SCULPTING SOUND
Marco Benevento has a new baby
By David Callicott
Take The Duo, subtract the drummer Joe Russo, and you have piano maestro Marco Benevento solo. Sounds very Italiano.
“Everyone says that’s part of the reason why I’m good at bringing people together,” says the 30-year-old Benevento. “I’m so used to having big, Italian family meals every Sunday, it somehow makes me a good host for something like this residency.”
“This residency” has been happening every Thursday of January at the West Village’s Sullivan Hall (the new-and-improved Lion’s Den), where each week Benevento has invited a different combo to sit in with him. The players have run the gamut from the Sex Mob’s Steve Bernstein to the funky Galactic drummer Stanton Moore to DJ Olive, and of course his brotherly Duo-mate Russo. As you might guess, the diverse styles and pedigrees of the guests have made each night unique, with the unplanned sets morphing from straight-ahead jazz to cacophonous prog-rock and everything in between.
“That’s the beauty of it all being improv,” says Benevento. “You just play the vibe of the room. Like last week, we had 300 people in there and it was going off, so we jammed ’til 2 a.m.”
This week Benevento will again find himself behind a panoply of keyboards, including his very own Baldwin Grand since Sullivan Hall paid to move it from his home in Prospect Heights to the venue for the month. He’s joined by the sax freak, Skerik (Critters Buggin, Les Claypool) and dueling drummers Calvin Weston (Ornette Coleman) and Billy Martin (Medeski Martin and Wood). For the final night of the residency on January 31, Benevento will celebrate the release of his Invisible Baby, which is out now on iTunes and officially drops on Feb. 12. His guests will be drummer Andrew Barr (The Slip) and bassist Reed Mathis, who both appear on the album.
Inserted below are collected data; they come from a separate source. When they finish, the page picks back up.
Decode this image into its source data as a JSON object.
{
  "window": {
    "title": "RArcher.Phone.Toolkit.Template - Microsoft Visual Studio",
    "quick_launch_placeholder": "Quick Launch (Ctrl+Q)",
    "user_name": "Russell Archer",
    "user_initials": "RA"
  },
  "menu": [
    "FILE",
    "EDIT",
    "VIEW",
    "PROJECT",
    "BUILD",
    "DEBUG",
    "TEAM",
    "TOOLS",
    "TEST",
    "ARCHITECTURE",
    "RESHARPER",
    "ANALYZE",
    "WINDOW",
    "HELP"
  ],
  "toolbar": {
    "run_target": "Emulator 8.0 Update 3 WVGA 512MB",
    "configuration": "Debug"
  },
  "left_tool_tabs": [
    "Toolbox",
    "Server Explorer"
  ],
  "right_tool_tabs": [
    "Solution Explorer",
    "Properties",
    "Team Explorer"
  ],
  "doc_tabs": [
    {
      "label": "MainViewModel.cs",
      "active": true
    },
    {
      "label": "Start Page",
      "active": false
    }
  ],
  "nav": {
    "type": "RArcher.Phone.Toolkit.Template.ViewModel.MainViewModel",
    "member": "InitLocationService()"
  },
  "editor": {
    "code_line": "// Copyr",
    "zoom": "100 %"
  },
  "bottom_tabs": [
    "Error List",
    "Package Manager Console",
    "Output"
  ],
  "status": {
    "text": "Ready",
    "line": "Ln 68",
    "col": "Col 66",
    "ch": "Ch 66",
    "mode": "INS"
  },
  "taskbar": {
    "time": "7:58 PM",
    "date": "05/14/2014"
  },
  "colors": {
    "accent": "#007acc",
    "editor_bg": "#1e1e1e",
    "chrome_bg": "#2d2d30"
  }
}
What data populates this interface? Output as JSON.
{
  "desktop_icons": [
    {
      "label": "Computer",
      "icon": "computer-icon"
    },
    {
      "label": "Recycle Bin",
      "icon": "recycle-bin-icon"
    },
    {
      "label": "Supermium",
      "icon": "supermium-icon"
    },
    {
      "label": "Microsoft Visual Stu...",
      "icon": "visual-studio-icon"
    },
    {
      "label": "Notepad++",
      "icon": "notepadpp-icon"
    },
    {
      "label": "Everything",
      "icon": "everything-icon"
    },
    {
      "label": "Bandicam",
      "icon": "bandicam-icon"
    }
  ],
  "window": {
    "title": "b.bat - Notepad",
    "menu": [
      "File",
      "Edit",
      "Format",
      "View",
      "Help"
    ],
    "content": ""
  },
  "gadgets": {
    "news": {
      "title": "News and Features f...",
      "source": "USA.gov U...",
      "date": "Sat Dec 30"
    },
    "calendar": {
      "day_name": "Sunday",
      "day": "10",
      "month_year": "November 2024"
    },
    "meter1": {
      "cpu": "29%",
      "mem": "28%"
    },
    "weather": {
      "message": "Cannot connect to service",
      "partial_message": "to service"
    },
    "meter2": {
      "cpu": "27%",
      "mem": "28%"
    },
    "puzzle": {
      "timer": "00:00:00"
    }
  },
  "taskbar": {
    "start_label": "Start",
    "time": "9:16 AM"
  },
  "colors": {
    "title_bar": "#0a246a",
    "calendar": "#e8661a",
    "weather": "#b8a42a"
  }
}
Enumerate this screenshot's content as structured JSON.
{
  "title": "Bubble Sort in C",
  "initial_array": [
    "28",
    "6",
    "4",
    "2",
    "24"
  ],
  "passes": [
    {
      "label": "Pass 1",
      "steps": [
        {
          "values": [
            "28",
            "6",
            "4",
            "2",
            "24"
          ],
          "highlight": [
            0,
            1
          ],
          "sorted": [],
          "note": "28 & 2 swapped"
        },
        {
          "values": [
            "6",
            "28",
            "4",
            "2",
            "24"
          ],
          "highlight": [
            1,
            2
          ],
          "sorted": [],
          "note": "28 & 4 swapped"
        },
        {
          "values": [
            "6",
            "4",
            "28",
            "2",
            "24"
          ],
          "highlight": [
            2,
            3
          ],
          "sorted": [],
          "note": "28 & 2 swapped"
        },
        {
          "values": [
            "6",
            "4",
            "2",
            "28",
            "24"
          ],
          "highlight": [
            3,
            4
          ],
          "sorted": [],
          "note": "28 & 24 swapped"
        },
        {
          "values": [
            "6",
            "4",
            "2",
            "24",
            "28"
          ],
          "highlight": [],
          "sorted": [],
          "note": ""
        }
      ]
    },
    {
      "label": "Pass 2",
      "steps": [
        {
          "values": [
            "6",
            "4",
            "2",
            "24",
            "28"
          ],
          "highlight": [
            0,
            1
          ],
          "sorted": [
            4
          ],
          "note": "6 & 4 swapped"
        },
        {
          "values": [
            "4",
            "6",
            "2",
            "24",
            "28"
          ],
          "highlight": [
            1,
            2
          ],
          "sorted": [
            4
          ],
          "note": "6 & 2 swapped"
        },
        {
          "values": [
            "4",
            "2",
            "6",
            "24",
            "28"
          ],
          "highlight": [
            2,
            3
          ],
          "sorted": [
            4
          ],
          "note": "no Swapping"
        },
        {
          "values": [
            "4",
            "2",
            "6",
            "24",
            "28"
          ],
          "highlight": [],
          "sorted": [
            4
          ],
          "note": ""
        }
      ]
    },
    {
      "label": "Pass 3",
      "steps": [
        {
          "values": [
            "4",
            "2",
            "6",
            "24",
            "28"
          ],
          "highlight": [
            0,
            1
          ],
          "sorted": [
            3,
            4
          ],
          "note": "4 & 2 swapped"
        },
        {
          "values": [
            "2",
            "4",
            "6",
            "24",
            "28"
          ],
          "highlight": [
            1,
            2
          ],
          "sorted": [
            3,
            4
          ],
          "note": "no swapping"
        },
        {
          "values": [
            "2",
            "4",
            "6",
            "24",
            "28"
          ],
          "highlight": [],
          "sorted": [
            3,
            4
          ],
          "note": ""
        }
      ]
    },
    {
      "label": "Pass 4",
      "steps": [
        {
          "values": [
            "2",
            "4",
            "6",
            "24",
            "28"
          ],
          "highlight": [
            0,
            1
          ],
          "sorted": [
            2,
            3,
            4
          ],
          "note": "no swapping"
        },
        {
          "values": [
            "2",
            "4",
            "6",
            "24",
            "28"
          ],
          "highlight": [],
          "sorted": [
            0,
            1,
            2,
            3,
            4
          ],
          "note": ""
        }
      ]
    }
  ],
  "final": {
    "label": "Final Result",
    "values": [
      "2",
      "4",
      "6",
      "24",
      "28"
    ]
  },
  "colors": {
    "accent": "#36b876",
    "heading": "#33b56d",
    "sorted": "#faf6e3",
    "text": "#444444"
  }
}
Invisible Baby was recorded on a whim in August, when Benevento’s drummer, Matt Chamberlain, suggested they spend a day off during their tour in a studio in Seattle. Five tracks were laid down, with three more songs recorded later with Barr sitting in in place of Chamberlain. Benevento taped the original sessions on analog, and subsequently added modern quirks with some circuit-bent toys. He then mixed and edited the album on his laptop and ran the results through Paul McCartney’s old tape machine when he tracked the album at Bryce Goggin’s Trout Studio in Brooklyn. “Before you know it, I had myself an album,” laughs Benevento.
Much like the work of Benevento Russo Duo, the new record will appeal to fans of Theolonious Monk, Air, Radiohead and Phish (whose former members have toured and recorded with Benevento). Benevento shows off his more classic Berklee College of Music training on tracks like “You Must Be A Lion,” while tunes like “Bus Ride” and “Are You The Favorite Person of Anybody?” are ambient soundscapes winking at the psychedelic.
“The music is very creepy and interesting, and it sort of paints pictures,” says Benevento. “It’s very visual music. I mean, essentially I’m just a sound sculptor.”
Jan. 24 and 31, Sullivan Hall, 214 Sullivan St. (betw. Bleecker & W. 3rd St.), 212-634-0427; 8:30, $20.